NEW LETTERS FROM JAPAN BY THE AUTHOR OF "THE LADY OF THE DECORATION"

PATSY

PART II

BY FRANCES LITTLE

TOKIO.

ATSY,—It has happened! So have many other things since I wrote you. By it I mean Otani San has left.

The first I knew of it was Kate coming into my room with cheeks flushed and very bright eyes. She'd just had a visit from the broker-man. He rushed over here when he found pinned to a plush pillow a note saying:

I have a duty to perform. It may take me ten years, maybe twenty. I shall not return. Giru San knows why.

I can't remember the poetical phrasing, but this is plainer than poetry and quicker in the telling.

Kate frankly gave all the information she had. It wasn't much. Otani had said she was going some time. Her little daughter should have a chance which had never come to her. "But I did not know her determination was fixed or dated. I see it is. If I can find her I shall do everything I can to help her stick to it," declared Kitty; and I can see her back stiffen as she said it.

I am truly sorry to have missed that interview, for when it is a battle of standards between a sure saint and a determined sinner fireworks are bound to follow.

The man fought for self and all his unquestioned privileges. My missionary friend fought for right, and woe be to any unrighteous soul that clashed with her weapons. I'd pick Kitty as a sure thing any time. Don't reprove me, Patrick! I'm excited. And I am telling one Christian soldier about another of the same kind. If they aren't sure, who is?
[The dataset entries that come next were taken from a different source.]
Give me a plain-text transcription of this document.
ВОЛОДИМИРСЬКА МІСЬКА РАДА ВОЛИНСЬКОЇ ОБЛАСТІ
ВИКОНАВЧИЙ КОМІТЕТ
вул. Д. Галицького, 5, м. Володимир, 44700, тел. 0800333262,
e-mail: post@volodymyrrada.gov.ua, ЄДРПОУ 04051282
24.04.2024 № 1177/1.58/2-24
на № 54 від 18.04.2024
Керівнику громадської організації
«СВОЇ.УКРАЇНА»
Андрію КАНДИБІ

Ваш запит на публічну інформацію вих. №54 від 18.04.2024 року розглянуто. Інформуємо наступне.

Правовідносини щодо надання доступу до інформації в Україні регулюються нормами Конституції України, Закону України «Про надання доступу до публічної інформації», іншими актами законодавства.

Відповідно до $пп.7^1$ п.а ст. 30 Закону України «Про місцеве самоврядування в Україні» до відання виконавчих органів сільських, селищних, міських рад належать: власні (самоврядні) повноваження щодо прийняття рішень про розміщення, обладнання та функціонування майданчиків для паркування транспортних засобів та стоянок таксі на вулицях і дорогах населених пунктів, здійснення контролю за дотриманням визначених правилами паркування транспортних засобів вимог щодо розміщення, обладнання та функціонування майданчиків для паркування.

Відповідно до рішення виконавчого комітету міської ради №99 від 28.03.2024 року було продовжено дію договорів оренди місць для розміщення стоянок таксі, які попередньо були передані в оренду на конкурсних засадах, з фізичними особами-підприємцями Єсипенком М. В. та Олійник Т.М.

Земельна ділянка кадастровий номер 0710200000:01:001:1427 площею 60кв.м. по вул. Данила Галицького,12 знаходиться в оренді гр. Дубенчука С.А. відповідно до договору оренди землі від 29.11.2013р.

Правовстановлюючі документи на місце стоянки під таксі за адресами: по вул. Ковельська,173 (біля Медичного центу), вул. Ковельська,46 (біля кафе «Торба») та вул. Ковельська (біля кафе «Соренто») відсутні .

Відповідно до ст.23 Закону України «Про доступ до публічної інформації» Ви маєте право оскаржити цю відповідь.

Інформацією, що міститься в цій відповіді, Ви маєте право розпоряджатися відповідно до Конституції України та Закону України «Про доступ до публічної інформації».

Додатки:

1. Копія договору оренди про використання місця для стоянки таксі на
Mr. Broker-man wasn't defeated; only

knocked dizzy. Maybe it was the confused state of mind which made him consent not to pursue. Instead he handed a roll of bills to Kate, asking her to find Otani San and give her a message. If she would return, the better part of his fortune and the child were hers to do with as she would. But Kitty, who knows something about everything, says the man has an attack of genuine love! Who can say? Love is a reckless bombthrower.

Do you think I am making too much of this? Not a bit of it. It's a sign of the times. A few years ago the thing simply could not have happened. And even now there are those who contend that, though the way be open for escape, the desire for a luxurious life is stronger than desire for the straight and thorny path of hard work and poverty. Time and Katherine will tell this story.

While Kate was gone on her search for a runaway lady, your fat, newsy letter came. Still at it, I see! Keeping your little-big world astir with enthusiasm, polishing up jaded people and weary hearts with your clear vision and kindly deeds!

Of course you didn't say so, but I have an enthusiasm or so myself. The two biggest ones in my treasure-box are you as a miracle-worker in turning handicaps into victory for yourself and others, and Katherine Jilson's fearlessness in tackling the devil in any disguise.

Every time she does it you can fairly see the crumpled horns and drooping tail of the personage in question, and you want to race to life's score-board, wherever that may be, and hang up a double number for Kit.